Kelima persyaratan ini, kalau ada pada seseorang, maka dia wajib berpuasa.

Terkait syarat kelima, tidak ada penghalang. Ini khusus bagi para wanita. Yaitu mereka yang haid dan nifas, tidak diharuskan baginya berpuasa, berdasarkan sabda Nabi sallallahu ’alaihi wa sallam yang menetapkan (hal itu):

“Bukankah seorang wanita yang sedang haid tidak menunaikan shalat dan puasa”.

Maka tidak diharuskan berpuasa, bahkan (kalaupun dia berpuasa) tidak sah puasanya, berdasarkan ijma (konsensus ulama), namun diharuskan baginya mengqadha berdasarkan ijma pula. [As-Syarhu Al-Mumti’, 6/330]

3 Rukun-rukun Puasa.
Para ahli fiqih sepakat bahwa menahan dari pembatal-pembatal puasa sejak terbit fajar shadiq hingga terbenam matahari adalah termasuk rukun puasa.
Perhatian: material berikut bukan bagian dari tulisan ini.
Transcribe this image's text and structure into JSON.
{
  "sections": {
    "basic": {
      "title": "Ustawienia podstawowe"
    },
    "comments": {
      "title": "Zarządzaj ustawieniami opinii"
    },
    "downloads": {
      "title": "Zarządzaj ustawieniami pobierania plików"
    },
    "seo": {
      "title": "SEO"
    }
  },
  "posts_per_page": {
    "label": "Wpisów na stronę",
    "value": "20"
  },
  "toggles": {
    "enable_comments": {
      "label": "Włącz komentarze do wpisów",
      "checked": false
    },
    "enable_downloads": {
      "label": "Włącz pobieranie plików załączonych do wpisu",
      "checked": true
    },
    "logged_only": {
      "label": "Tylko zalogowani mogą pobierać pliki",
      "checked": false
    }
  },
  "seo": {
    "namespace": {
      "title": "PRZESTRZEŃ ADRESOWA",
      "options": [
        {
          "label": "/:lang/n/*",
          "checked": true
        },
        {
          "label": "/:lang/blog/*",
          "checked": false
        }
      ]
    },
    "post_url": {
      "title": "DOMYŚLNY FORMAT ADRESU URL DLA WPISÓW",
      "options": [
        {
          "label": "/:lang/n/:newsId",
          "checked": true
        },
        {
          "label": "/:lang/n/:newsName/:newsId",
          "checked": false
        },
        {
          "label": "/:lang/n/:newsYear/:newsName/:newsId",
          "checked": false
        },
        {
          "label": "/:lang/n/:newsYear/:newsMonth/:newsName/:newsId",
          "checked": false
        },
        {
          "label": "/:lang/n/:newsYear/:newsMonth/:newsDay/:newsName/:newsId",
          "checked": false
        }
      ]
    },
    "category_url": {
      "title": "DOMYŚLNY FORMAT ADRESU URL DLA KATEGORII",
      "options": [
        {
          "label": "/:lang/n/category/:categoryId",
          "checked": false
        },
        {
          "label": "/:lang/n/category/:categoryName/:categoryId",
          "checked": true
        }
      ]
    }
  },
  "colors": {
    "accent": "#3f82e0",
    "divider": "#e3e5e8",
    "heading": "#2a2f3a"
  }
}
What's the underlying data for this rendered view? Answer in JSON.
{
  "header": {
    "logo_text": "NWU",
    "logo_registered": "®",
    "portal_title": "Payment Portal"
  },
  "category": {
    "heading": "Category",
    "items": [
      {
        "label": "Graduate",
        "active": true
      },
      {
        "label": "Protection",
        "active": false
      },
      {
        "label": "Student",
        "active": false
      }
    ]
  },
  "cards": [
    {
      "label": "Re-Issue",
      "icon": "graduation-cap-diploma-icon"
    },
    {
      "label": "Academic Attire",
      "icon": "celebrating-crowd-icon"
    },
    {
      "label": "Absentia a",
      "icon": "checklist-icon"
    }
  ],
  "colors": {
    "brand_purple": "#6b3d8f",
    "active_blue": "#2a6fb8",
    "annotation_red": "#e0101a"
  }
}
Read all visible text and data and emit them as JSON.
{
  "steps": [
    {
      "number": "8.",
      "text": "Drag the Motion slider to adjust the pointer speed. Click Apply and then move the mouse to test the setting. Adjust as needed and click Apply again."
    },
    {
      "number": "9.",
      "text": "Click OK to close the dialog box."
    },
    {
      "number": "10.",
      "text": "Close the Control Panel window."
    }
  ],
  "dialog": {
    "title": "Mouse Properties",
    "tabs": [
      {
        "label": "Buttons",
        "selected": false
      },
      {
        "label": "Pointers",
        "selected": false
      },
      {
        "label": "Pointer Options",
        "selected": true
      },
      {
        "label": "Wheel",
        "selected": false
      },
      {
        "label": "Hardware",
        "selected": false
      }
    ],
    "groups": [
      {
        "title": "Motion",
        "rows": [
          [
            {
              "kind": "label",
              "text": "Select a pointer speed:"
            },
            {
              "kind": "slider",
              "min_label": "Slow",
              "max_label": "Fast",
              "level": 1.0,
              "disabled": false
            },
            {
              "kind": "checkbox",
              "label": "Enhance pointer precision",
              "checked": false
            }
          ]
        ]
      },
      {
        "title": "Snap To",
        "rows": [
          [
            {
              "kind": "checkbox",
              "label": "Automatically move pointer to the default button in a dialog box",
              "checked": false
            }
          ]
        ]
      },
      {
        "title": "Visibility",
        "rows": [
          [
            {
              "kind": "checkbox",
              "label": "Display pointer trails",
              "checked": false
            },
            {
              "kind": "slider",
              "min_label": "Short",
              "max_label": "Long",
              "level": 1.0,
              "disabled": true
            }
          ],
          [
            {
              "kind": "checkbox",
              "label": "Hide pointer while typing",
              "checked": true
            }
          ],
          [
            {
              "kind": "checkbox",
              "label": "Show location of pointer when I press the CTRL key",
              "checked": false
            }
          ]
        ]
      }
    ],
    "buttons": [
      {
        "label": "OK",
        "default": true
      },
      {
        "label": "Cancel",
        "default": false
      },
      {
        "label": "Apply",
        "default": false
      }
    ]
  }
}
Namun mereka berbeda pendapat dalam masalah niat. Mazhab Hanafi dan Hanbali bahwa niat adalah syarat sah puasa, sedangkan mazhab Maliki dan Syafi’i berpendapat bahwa niat termasuk rukun selain menahan (dari pembatal puasa). Baik niat dianggap rukun atau syarat, yang jelas puasa –seperti ibadah lainnya- tidak sah tanpa niat, kemudian menahan diri dari pembatal-pembatal (puasa).

[Al-Bahru Ar-Raiq, 2/276. Mawahibul Jalil, 2/378. Nihayatul Muhtaj, 3/149. Nailul Ma’arib Syarh Dalil At-Thalib, 1/274]

4 Melafazkan Niat Puasa Adalah Bid’ah.
Puasa Ramadan atau ibadah-ibadah lainnya tidak sah melainkan dengan niat. Berdasarkan sabda Nabi sallallahu ‘alaihi wa sallam: “Sesungguhan amal (ibadah) itu tergantung niat. Dan setiap orang tergantung apa yang dia niatkan… sampai terakhir hadits.” [HR. Bukhari, no. 01, dan Muslim, no 1907]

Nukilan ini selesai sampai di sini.